Peneliti dari University of Bonn, Elza Emira, mengatakan gagalnya program KMI yang sempat dijalankan pada 1980-an, disebabkan oleh banyak faktor seperti sistem perpajakan dan sistem pendataan penduduk yang belum berjalan dengan baik. Hal-hal itu lah yang membuat tingkat kegagalan mahasiswa membayar pinjaman kala itu cukup besar mencapai 90 persen.
Oleh karena itu, menurutnya, salah satu hal yang paling penting dalam pelaksanaan pinjaman berbasis pendapatan untuk mahasiswa adalah sistem untuk bisa melacak (tracking) peminjam ketika mereka sudah lulus.
"Saya yakin dengan sistem data kependudukan kita sekarang yang sudah maju dan sistem perpajakan yang sudah jauh lebih baik, pinjaman berbasis pendapatan ini adalah skema yang sangat bisa untuk diterapkan di Indonesia," katanya.
Elza menilai model income contingent loan bisa menggantikan pinjaman pendidikan dengan sistem hipotek. Pada sistem hipotek, biasanya jumlah dan waktu pembayarannya sudah ditentukan, sehingga membuat peminjam rentan mengalami gagal bayar. Sementara pada model income contingent loan, mahasiswa penerima utang akan membayar dengan waktu dan besarannya disesuaikan dengan penghasilan nanti setelah lulus dan bekerja.
Lebih lanjut, skema income contingent loan juga tidak mengenal istilah kredit macet atau gagal bayar, sehingga membuat nama peminjam relatif aman di BI checking. Skema ini membuat mahasiswa peminjam bisa menyesuaikan angsuran pembayaran dengan penghasilan yang didapat.

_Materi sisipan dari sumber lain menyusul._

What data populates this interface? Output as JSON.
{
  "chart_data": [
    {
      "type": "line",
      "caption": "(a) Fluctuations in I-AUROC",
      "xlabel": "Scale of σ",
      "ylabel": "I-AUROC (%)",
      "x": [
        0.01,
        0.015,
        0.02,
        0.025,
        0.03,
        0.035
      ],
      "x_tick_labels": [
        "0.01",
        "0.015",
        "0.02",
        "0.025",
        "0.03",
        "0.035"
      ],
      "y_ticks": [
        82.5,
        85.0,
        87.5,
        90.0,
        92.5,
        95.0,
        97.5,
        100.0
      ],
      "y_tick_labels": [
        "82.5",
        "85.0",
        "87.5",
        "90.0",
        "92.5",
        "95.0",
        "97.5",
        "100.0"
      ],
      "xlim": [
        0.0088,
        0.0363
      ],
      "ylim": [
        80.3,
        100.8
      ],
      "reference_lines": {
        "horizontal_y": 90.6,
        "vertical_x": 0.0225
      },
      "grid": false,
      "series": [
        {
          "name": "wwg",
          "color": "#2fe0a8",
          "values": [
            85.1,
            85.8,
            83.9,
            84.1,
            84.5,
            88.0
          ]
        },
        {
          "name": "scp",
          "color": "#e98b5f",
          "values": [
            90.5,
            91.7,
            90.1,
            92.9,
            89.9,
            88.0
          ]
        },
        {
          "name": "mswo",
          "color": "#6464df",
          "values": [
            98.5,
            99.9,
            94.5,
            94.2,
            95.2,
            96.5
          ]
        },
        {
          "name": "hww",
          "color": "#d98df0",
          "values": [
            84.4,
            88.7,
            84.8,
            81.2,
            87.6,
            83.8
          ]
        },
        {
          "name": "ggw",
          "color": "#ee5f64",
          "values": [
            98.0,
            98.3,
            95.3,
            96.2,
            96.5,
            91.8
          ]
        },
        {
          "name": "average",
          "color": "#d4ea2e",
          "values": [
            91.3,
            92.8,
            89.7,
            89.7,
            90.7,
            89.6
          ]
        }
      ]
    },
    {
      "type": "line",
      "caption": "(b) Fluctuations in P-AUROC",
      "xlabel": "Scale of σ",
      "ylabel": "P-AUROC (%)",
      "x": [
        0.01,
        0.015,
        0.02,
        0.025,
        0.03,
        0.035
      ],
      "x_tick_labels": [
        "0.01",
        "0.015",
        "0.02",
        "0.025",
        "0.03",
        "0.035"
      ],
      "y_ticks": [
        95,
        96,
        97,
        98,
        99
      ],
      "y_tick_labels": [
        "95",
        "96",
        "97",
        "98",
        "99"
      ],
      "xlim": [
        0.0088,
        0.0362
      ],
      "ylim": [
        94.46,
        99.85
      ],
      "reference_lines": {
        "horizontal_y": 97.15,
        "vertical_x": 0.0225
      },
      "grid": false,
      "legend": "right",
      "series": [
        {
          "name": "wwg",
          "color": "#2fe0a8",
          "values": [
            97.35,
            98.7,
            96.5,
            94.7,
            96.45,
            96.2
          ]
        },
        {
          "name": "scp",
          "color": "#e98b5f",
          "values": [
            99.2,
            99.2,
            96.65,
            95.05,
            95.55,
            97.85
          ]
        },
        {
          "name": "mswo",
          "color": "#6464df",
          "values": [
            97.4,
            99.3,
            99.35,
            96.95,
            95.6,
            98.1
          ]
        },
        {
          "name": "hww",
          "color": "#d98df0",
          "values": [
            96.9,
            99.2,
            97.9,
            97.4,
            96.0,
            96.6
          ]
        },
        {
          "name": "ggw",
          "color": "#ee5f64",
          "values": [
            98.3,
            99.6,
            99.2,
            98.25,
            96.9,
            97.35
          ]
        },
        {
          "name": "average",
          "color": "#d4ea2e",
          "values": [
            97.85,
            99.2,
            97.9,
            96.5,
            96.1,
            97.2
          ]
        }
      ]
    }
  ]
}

Beban pembayaran utang pada sistem income contingent loan yang berlaku di negara-negara maju biasanya ditetapkan dalam regulasi resmi dari pemerintah, yakni berkisar 8 persen-11 persen dari total pendapatan peminjam. Dengan begitu, peminjam masih bisa mengelola pendapatannya untuk memenuhi kebutuhan yang lain.
“Karena model bayarnya disesuaikan dengan penghasilan. Ketika pendapatannya tinggi, tapi ketika pendapatannya tidak mencapai angka minimum untuk pembayaran utang, maka dia dibebaskan dari bayar utang pada saat itu. Dengan begitu, peminjam tidak akan mengalami kesulitan ekonomi akibat membayar utang," jelasnya.
Warsito menjelaskan skema pinjaman berbasis pendapatan yang tengah digodok pemerintah menyasar mahasiswa yang berasal dari keluarga menengah ke bawah. Mereka yang tidak tergolong berhak mendapatkan bantuan KIP-Kuliah, tetapi juga kesulitan untuk menyelesaikan pendidikan tinggi lantaran terhambat biaya.
Nilai pinjamannya juga akan fleksibel atau adaptif terhadap angka kebutuhan mahasiswa di masing-masing daerah di Indonesia sesuai dengan UMR yang berlaku, serta menyesuaikan dengan nilai besaran UKT yang berbeda-beda di sejumlah kampus di Indonesia. Termasuk, waktu peminjamannya juga bisa fleksibel bisa diajukan kapan saja dan untuk keperluan apa saja guna menunjang studi.
"Jadi nanti nilainya bisa fleksibel per kepala per pengajuan, persis sifatnya seperti pinjaman. Jadi sesuai dengan kebutuhan yang diperkirakan oleh yang bersangkutan. Konsep adaptif inilah yang saat ini intens kami bahas, termasuk bagaimana peran pihak-pihak di luar pemerintah seperti perbankan," ucapnya.
Terkait sumber pendanaan skema pinjaman berbasis pendapatan, Warsito mengatakan pihaknya tengah mengkaji beberapa skenario, mulai dari melibatkan Lembaga Pengelola Dana Pendidikan (LPDP), perbankan, badan layanan umum (BLU) hingga memanfaatkan program CSR atau filantropi dari pihak swasta yang memfokuskan diri pada bidang pendidikan.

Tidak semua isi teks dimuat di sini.